Por fim, a estilista Meline Moumdjian compartilhou com a plateia seus anos de experiência no desenvolvimento de calçados e deu noções de desenvolvimento de coleção. De acordo com ela, para encontrar o sucesso, o produto desenvolvido precisa ter um design inovador, surpreendente e que desperte uma sensação de desejo na consumidora. “Mas o grande desafio é encontrar o equilíbrio entre os setores de marketing,comercial e estilo”, destacou, acrescentando que esse objetivo poder ser alcançado a partir do momento em que o estilista busca conhecer melhor o campo fabril e entender o que pode ser produzido e como pode ser vendido. “Quando forem produzir algo novo, o primordial é que ele tenha aceitação no mercado, não adianta apenas desenhar para enaltecer o ego”, indicou Meline, ressaltando que conhecer e dominar as ferramentas tecnológicas por traz do desenho de calçados é outro quesito fundamental na vida profissional de um designer.

Realização

A Maratona MUDE foi uma realização da Abicalçados e Brazilian Footwear que teve patrocínio da Apex-Brasil, Francal Feiras e Grupo Couromoda.
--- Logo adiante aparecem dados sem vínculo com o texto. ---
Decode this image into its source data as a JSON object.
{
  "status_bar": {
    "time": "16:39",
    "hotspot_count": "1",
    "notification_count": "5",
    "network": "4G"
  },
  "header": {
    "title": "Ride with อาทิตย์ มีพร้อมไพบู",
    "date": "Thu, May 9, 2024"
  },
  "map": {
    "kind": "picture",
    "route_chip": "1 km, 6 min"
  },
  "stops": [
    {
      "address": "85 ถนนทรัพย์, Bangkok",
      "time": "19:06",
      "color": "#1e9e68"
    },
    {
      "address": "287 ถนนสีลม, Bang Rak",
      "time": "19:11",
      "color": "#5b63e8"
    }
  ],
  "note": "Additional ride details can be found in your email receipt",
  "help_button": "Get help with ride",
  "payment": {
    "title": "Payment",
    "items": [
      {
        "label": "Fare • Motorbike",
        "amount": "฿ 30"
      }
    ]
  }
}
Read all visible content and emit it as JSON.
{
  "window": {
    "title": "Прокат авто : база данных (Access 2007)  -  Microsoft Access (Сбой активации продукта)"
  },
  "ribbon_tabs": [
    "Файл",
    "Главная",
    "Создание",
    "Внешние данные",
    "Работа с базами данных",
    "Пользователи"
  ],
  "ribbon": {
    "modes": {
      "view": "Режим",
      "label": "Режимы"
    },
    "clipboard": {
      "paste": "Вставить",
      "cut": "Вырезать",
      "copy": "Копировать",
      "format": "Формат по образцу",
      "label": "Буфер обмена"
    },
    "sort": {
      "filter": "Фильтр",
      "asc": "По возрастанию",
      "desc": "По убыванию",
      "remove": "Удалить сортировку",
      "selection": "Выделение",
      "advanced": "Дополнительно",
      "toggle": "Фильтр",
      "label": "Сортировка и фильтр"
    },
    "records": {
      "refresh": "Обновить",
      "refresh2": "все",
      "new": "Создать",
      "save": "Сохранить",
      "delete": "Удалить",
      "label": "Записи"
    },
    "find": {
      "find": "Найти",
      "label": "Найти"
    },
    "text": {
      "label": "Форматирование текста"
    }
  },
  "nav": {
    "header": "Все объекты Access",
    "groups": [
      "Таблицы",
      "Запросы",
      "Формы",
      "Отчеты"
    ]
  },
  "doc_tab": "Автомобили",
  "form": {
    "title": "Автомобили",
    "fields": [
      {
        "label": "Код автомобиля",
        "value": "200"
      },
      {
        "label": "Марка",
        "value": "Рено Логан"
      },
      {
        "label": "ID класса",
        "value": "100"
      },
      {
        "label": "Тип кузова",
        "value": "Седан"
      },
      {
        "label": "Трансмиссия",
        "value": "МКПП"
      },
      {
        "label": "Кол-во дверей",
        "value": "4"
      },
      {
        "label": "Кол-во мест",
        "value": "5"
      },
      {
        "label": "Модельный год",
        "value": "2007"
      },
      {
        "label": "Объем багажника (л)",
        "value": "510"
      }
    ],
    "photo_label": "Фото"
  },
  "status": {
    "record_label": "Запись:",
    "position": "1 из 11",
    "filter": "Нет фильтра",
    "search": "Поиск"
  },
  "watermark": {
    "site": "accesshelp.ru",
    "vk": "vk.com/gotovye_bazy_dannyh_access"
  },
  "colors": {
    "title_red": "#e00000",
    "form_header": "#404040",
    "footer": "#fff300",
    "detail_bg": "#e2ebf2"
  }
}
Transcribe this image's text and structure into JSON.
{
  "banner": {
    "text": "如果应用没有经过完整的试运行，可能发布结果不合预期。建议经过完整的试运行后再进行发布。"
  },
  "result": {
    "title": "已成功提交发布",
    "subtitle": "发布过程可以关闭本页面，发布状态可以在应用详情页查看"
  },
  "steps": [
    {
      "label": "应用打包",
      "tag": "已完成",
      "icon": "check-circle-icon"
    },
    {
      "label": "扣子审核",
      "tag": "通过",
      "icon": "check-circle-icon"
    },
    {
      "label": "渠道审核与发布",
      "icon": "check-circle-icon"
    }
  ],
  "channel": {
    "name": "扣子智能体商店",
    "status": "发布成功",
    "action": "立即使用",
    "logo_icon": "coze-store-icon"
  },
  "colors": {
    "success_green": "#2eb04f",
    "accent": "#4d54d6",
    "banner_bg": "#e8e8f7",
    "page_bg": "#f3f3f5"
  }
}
A parceria foi Associação Brasileira das Indústrias de Máquinas e Equipamentos para os Setores do Couro, Calçados e Afins (Abrameq), Associação Brasileira de Empresas de Componentes para Couro, Calçados e Artefatos (Assintecal), Centro das Indústrias de Curtumes do Brasil (CICB), Istituto Europeo di Design (IED) e Usefashion.